The SDF is already fighting ISIS in its de facto capital of Raqqa, Syria, and is now aiming to clear the eastern bank of the Euphrates River of the militant fighters, a statement said.
Deir Ezzor is arguably more important to ISIS than Raqqa.
It sits at the heart of Syria's oilfields, once an essential source of income to ISIS, and is Syria's main gateway to Iraq. It's also one of the most crucial in a string of towns along the Euphrates, where ISIS is expected to make its last stand.
"Daesh (ISIS) gangs are trying to attack the al-Shaddadi area and the eastern outskirts of Deir Ezzor in a desperate attempt to raise the morale of their forces in Raqqa, and so we in the Deir Ezzor Military Council have decided to begin this decisive campaign," the SDF statement said. The al-Shaddadi region is in Hasakah province in northeastern Syria.
ISIS still holds much of Deir Ezzor, thought to be home still to 90,000 civilians (though many have fled), and controls territory to the south of the Euphrates. But the group is quickly running out of fighters, supplies and escape routes.
There have been a series of setbacks for the terror group. In recent weeks, ISIS has been driven from one refuge to the next as its territory in Iraq and Syria continues to shrivel.
In late August, Iraqi security forces surrounded the town of Tal Afar,
some 80 kilometers (50 miles) west of Mosul. Despite official predictions of a long, difficult slog, the town was cleared of ISIS fighters within a week -- with militants literally dragged from sewers.

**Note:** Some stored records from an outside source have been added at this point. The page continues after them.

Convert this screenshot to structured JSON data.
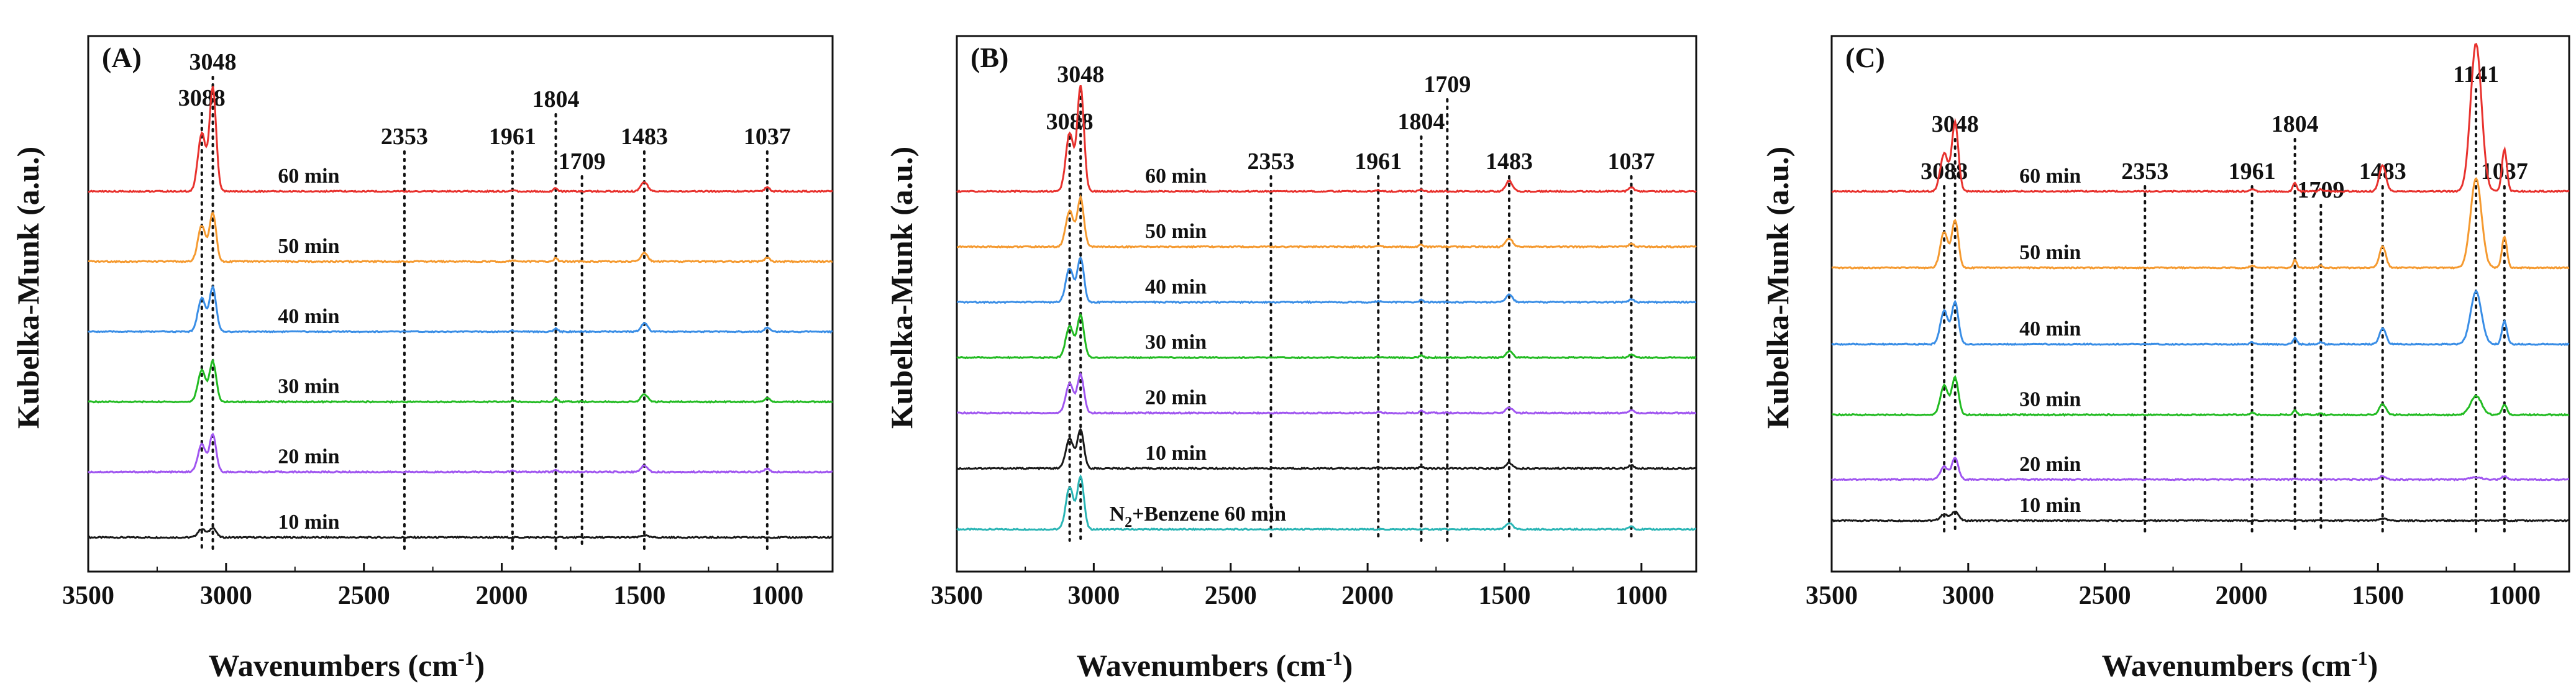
{
  "figure": {
    "ylabel": "Kubelka-Munk (a.u.)",
    "xlabel_main": "Wavenumbers (cm",
    "xlabel_sup": "-1",
    "xlabel_close": ")"
  },
  "chart_data": [
    {
      "type": "line",
      "panel": "(A)",
      "xlim": [
        3500,
        800
      ],
      "xticks": [
        3500,
        3000,
        2500,
        2000,
        1500,
        1000
      ],
      "xlabel": "Wavenumbers (cm-1)",
      "ylabel": "Kubelka-Munk (a.u.)",
      "peaks": [
        {
          "label": "3088",
          "x": 3088
        },
        {
          "label": "3048",
          "x": 3048
        },
        {
          "label": "2353",
          "x": 2353
        },
        {
          "label": "1961",
          "x": 1961
        },
        {
          "label": "1804",
          "x": 1804
        },
        {
          "label": "1709",
          "x": 1709
        },
        {
          "label": "1483",
          "x": 1483
        },
        {
          "label": "1037",
          "x": 1037
        }
      ],
      "series": [
        {
          "name": "10 min",
          "color": "#1a1a1a",
          "offset": 0.0,
          "amps": {
            "3088": 0.08,
            "3048": 0.09,
            "2353": 0.0,
            "1961": 0.0,
            "1804": 0.0,
            "1709": 0.0,
            "1483": 0.02,
            "1037": 0.0,
            "1141": 0.0
          }
        },
        {
          "name": "20 min",
          "color": "#a056f0",
          "offset": 0.7,
          "amps": {
            "3088": 0.26,
            "3048": 0.35,
            "2353": 0.0,
            "1961": 0.01,
            "1804": 0.02,
            "1709": 0.0,
            "1483": 0.06,
            "1037": 0.03,
            "1141": 0.0
          }
        },
        {
          "name": "30 min",
          "color": "#22bb22",
          "offset": 1.45,
          "amps": {
            "3088": 0.3,
            "3048": 0.38,
            "2353": 0.0,
            "1961": 0.01,
            "1804": 0.03,
            "1709": 0.0,
            "1483": 0.07,
            "1037": 0.04,
            "1141": 0.0
          }
        },
        {
          "name": "40 min",
          "color": "#3a8ee6",
          "offset": 2.2,
          "amps": {
            "3088": 0.32,
            "3048": 0.42,
            "2353": 0.0,
            "1961": 0.01,
            "1804": 0.03,
            "1709": 0.0,
            "1483": 0.08,
            "1037": 0.04,
            "1141": 0.0
          }
        },
        {
          "name": "50 min",
          "color": "#f59a30",
          "offset": 2.95,
          "amps": {
            "3088": 0.34,
            "3048": 0.46,
            "2353": 0.0,
            "1961": 0.01,
            "1804": 0.03,
            "1709": 0.0,
            "1483": 0.08,
            "1037": 0.04,
            "1141": 0.0
          }
        },
        {
          "name": "60 min",
          "color": "#e8322e",
          "offset": 3.7,
          "amps": {
            "3088": 0.55,
            "3048": 0.98,
            "2353": 0.0,
            "1961": 0.01,
            "1804": 0.03,
            "1709": 0.0,
            "1483": 0.09,
            "1037": 0.04,
            "1141": 0.0
          }
        }
      ]
    },
    {
      "type": "line",
      "panel": "(B)",
      "xlim": [
        3500,
        800
      ],
      "xticks": [
        3500,
        3000,
        2500,
        2000,
        1500,
        1000
      ],
      "xlabel": "Wavenumbers (cm-1)",
      "ylabel": "Kubelka-Munk (a.u.)",
      "peaks": [
        {
          "label": "3088",
          "x": 3088
        },
        {
          "label": "3048",
          "x": 3048
        },
        {
          "label": "2353",
          "x": 2353
        },
        {
          "label": "1961",
          "x": 1961
        },
        {
          "label": "1804",
          "x": 1804
        },
        {
          "label": "1709",
          "x": 1709
        },
        {
          "label": "1483",
          "x": 1483
        },
        {
          "label": "1037",
          "x": 1037
        }
      ],
      "series": [
        {
          "name": "N",
          "label_sub": "2",
          "label_rest": "+Benzene 60 min",
          "color": "#2ab5b5",
          "offset": 0.0,
          "amps": {
            "3088": 0.4,
            "3048": 0.5,
            "2353": 0.0,
            "1961": 0.0,
            "1804": 0.0,
            "1709": 0.0,
            "1483": 0.06,
            "1037": 0.03,
            "1141": 0.0
          }
        },
        {
          "name": "10 min",
          "color": "#1a1a1a",
          "offset": 0.55,
          "amps": {
            "3088": 0.28,
            "3048": 0.36,
            "2353": 0.0,
            "1961": 0.01,
            "1804": 0.02,
            "1709": 0.0,
            "1483": 0.05,
            "1037": 0.03,
            "1141": 0.0
          }
        },
        {
          "name": "20 min",
          "color": "#a056f0",
          "offset": 1.05,
          "amps": {
            "3088": 0.28,
            "3048": 0.36,
            "2353": 0.0,
            "1961": 0.01,
            "1804": 0.02,
            "1709": 0.0,
            "1483": 0.05,
            "1037": 0.03,
            "1141": 0.0
          }
        },
        {
          "name": "30 min",
          "color": "#22bb22",
          "offset": 1.55,
          "amps": {
            "3088": 0.3,
            "3048": 0.4,
            "2353": 0.0,
            "1961": 0.01,
            "1804": 0.02,
            "1709": 0.0,
            "1483": 0.06,
            "1037": 0.03,
            "1141": 0.0
          }
        },
        {
          "name": "40 min",
          "color": "#3a8ee6",
          "offset": 2.05,
          "amps": {
            "3088": 0.32,
            "3048": 0.42,
            "2353": 0.0,
            "1961": 0.01,
            "1804": 0.02,
            "1709": 0.0,
            "1483": 0.07,
            "1037": 0.03,
            "1141": 0.0
          }
        },
        {
          "name": "50 min",
          "color": "#f59a30",
          "offset": 2.55,
          "amps": {
            "3088": 0.34,
            "3048": 0.46,
            "2353": 0.0,
            "1961": 0.01,
            "1804": 0.02,
            "1709": 0.0,
            "1483": 0.08,
            "1037": 0.03,
            "1141": 0.0
          }
        },
        {
          "name": "60 min",
          "color": "#e8322e",
          "offset": 3.05,
          "amps": {
            "3088": 0.55,
            "3048": 1.0,
            "2353": 0.0,
            "1961": 0.01,
            "1804": 0.02,
            "1709": 0.0,
            "1483": 0.1,
            "1037": 0.04,
            "1141": 0.0
          }
        }
      ]
    },
    {
      "type": "line",
      "panel": "(C)",
      "xlim": [
        3500,
        800
      ],
      "xticks": [
        3500,
        3000,
        2500,
        2000,
        1500,
        1000
      ],
      "xlabel": "Wavenumbers (cm-1)",
      "ylabel": "Kubelka-Munk (a.u.)",
      "peaks": [
        {
          "label": "3088",
          "x": 3088
        },
        {
          "label": "3048",
          "x": 3048
        },
        {
          "label": "2353",
          "x": 2353
        },
        {
          "label": "1961",
          "x": 1961
        },
        {
          "label": "1804",
          "x": 1804
        },
        {
          "label": "1709",
          "x": 1709
        },
        {
          "label": "1483",
          "x": 1483
        },
        {
          "label": "1141",
          "x": 1141
        },
        {
          "label": "1037",
          "x": 1037
        }
      ],
      "series": [
        {
          "name": "10 min",
          "color": "#1a1a1a",
          "offset": 0.0,
          "amps": {
            "3088": 0.06,
            "3048": 0.09,
            "2353": 0.0,
            "1961": 0.0,
            "1804": 0.0,
            "1709": 0.0,
            "1483": 0.02,
            "1037": 0.01,
            "1141": 0.0
          }
        },
        {
          "name": "20 min",
          "color": "#a056f0",
          "offset": 0.35,
          "amps": {
            "3088": 0.12,
            "3048": 0.2,
            "2353": 0.0,
            "1961": 0.0,
            "1804": 0.01,
            "1709": 0.0,
            "1483": 0.03,
            "1037": 0.03,
            "1141": 0.02
          }
        },
        {
          "name": "30 min",
          "color": "#22bb22",
          "offset": 0.9,
          "amps": {
            "3088": 0.28,
            "3048": 0.35,
            "2353": 0.0,
            "1961": 0.02,
            "1804": 0.04,
            "1709": 0.01,
            "1483": 0.1,
            "1037": 0.1,
            "1141": 0.18
          }
        },
        {
          "name": "40 min",
          "color": "#3a8ee6",
          "offset": 1.5,
          "amps": {
            "3088": 0.32,
            "3048": 0.4,
            "2353": 0.0,
            "1961": 0.02,
            "1804": 0.06,
            "1709": 0.02,
            "1483": 0.15,
            "1037": 0.22,
            "1141": 0.5
          }
        },
        {
          "name": "50 min",
          "color": "#f59a30",
          "offset": 2.15,
          "amps": {
            "3088": 0.34,
            "3048": 0.45,
            "2353": 0.0,
            "1961": 0.02,
            "1804": 0.07,
            "1709": 0.02,
            "1483": 0.2,
            "1037": 0.3,
            "1141": 0.85
          }
        },
        {
          "name": "60 min",
          "color": "#e8322e",
          "offset": 2.8,
          "amps": {
            "3088": 0.36,
            "3048": 0.65,
            "2353": 0.0,
            "1961": 0.02,
            "1804": 0.08,
            "1709": 0.02,
            "1483": 0.25,
            "1037": 0.4,
            "1141": 1.4
          }
        }
      ]
    }
  ]
}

In northern Syria, the SDF pushed forward into the Old City of Raqqa
. The alliance now controls two-thirds of Raqqa, which has served as the administrative headquarters for ISIS and ground zero for its plotting of overseas attacks.
This week, the Syrian army
reached the western front of Deir Ezzor -- ending ISIS' siege of the 137th Brigade Base, a garrison that has long relied on airdrops to survive.
Ceasefires arranged elsewhere in Syria, under Russian auspices, freed up the Syrian army to advance east, allowing troops to race across 200 kilometers (124 miles) of desert to Deir Ezzor in a few weeks.